Корд засмеялась, стряхивая волосы с лица, и ее серые глаза сверкнули.
— Ага. Ну и чушь, пап! Ты не говоришь ничего подобного, когда тебя называют величайшим актером соседи по купе или продавцы в магазине.
Тони улыбнулся дочери.
— Когда-нибудь ты поймешь, о чем я говорю, Корди. Ты поймешь, что обзор какого-то идиота-журналиста и гроша ломаного не стоит. Разве он может понять, какой это восторг — перевоплощаться, на износ работать над ролью? Какой это восторг — становиться ролью…

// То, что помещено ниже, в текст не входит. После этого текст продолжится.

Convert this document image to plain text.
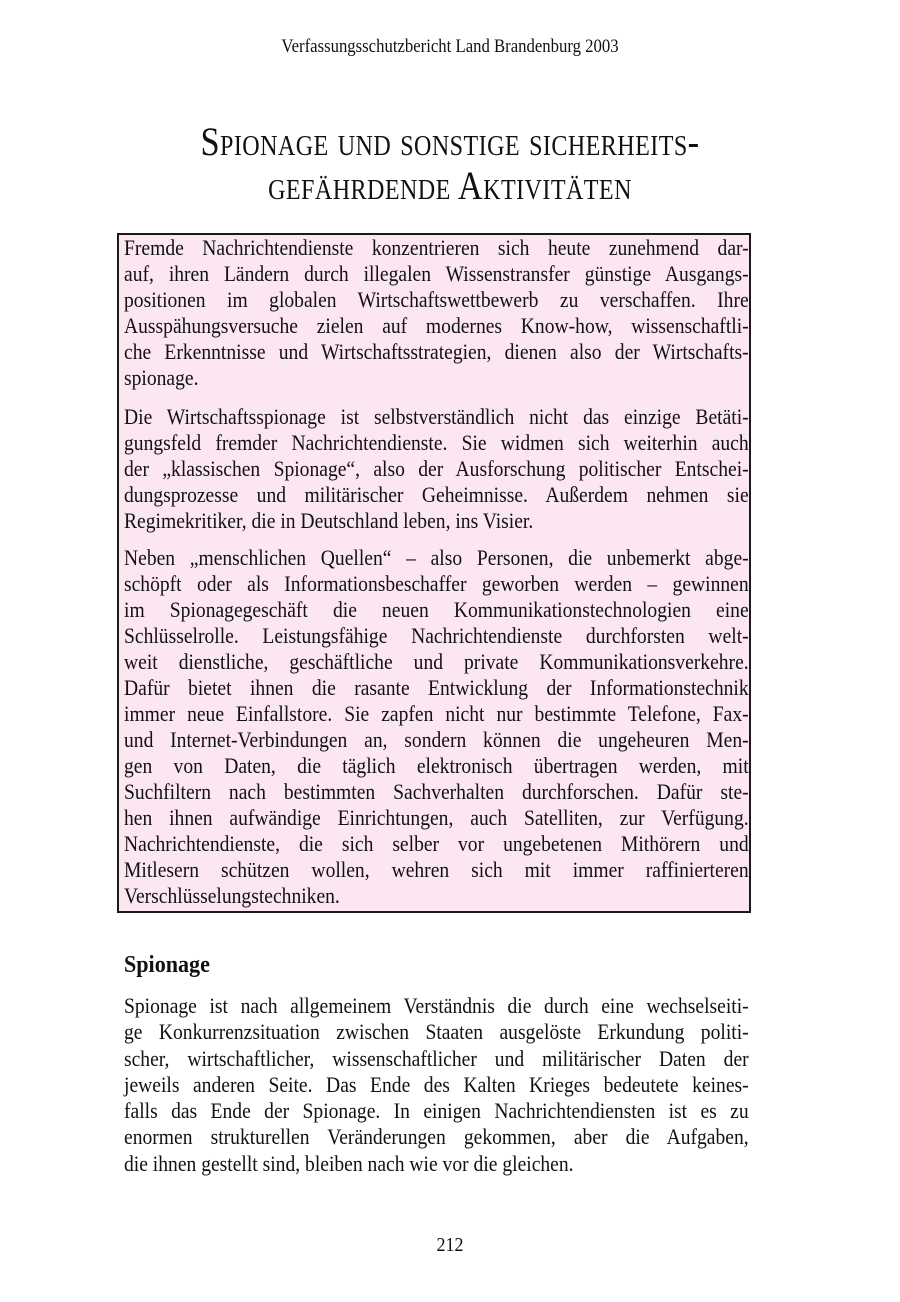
Verfassungsschutzbericht Land Brandenburg 2003
Spionage und sonstige sicherheits-
gefährdende Aktivitäten
Fremde Nachrichtendienste konzentrieren sich heute zunehmend dar-
auf, ihren Ländern durch illegalen Wissenstransfer günstige Ausgangs-
positionen im globalen Wirtschaftswettbewerb zu verschaffen. Ihre
Ausspähungsversuche zielen auf modernes Know-how, wissenschaftli-
che Erkenntnisse und Wirtschaftsstrategien, dienen also der Wirtschafts-
spionage.
Die Wirtschaftsspionage ist selbstverständlich nicht das einzige Betäti-
gungsfeld fremder Nachrichtendienste. Sie widmen sich weiterhin auch
der „klassischen Spionage“, also der Ausforschung politischer Entschei-
dungsprozesse und militärischer Geheimnisse. Außerdem nehmen sie
Regimekritiker, die in Deutschland leben, ins Visier.
Neben „menschlichen Quellen“ – also Personen, die unbemerkt abge-
schöpft oder als Informationsbeschaffer geworben werden – gewinnen
im Spionagegeschäft die neuen Kommunikationstechnologien eine
Schlüsselrolle. Leistungsfähige Nachrichtendienste durchforsten welt-
weit dienstliche, geschäftliche und private Kommunikationsverkehre.
Dafür bietet ihnen die rasante Entwicklung der Informationstechnik
immer neue Einfallstore. Sie zapfen nicht nur bestimmte Telefone, Fax-
und Internet-Verbindungen an, sondern können die ungeheuren Men-
gen von Daten, die täglich elektronisch übertragen werden, mit
Suchfiltern nach bestimmten Sachverhalten durchforschen. Dafür ste-
hen ihnen aufwändige Einrichtungen, auch Satelliten, zur Verfügung.
Nachrichtendienste, die sich selber vor ungebetenen Mithörern und
Mitlesern schützen wollen, wehren sich mit immer raffinierteren
Verschlüsselungstechniken.
Spionage
Spionage ist nach allgemeinem Verständnis die durch eine wechselseiti-
ge Konkurrenzsituation zwischen Staaten ausgelöste Erkundung politi-
scher, wirtschaftlicher, wissenschaftlicher und militärischer Daten der
jeweils anderen Seite. Das Ende des Kalten Krieges bedeutete keines-
falls das Ende der Spionage. In einigen Nachrichtendiensten ist es zu
enormen strukturellen Veränderungen gekommen, aber die Aufgaben,
die ihnen gestellt sind, bleiben nach wie vor die gleichen.
212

— Что ты имеешь в виду? — тихо спросил Хэмиш.
Тони подался вперед.
— Видишь ли, ты бежишь от всего, когда вступаешь на сцену. И вечер за вечером проводишь там сам по себе, делая то, что делает твой персонаж, веря во все то, во что верит он, становясь с ним одним целым, одним сознанием. — Он несколько секунд внимательно смотрел на Хэмиша, потом перевел взгляд на Корд. — Ты — тот, кто контролирует их всех, кто крепко сжимает их всех в своей ладони. Макбет — не более чем отмороженный бандит, жалкий убийца. И ты, только ты, можешь заставить их поверить в то, что на самом деле он поэт, мученик, гений. Если ты не умеешь привлечь их внимание и давать каждой аудитории день за днем, спектакль за спектаклем то, что хочет именно она, ты не артист. Единственный путь им стать — искренне верить в то, что ты — и есть тот, кого ты играешь.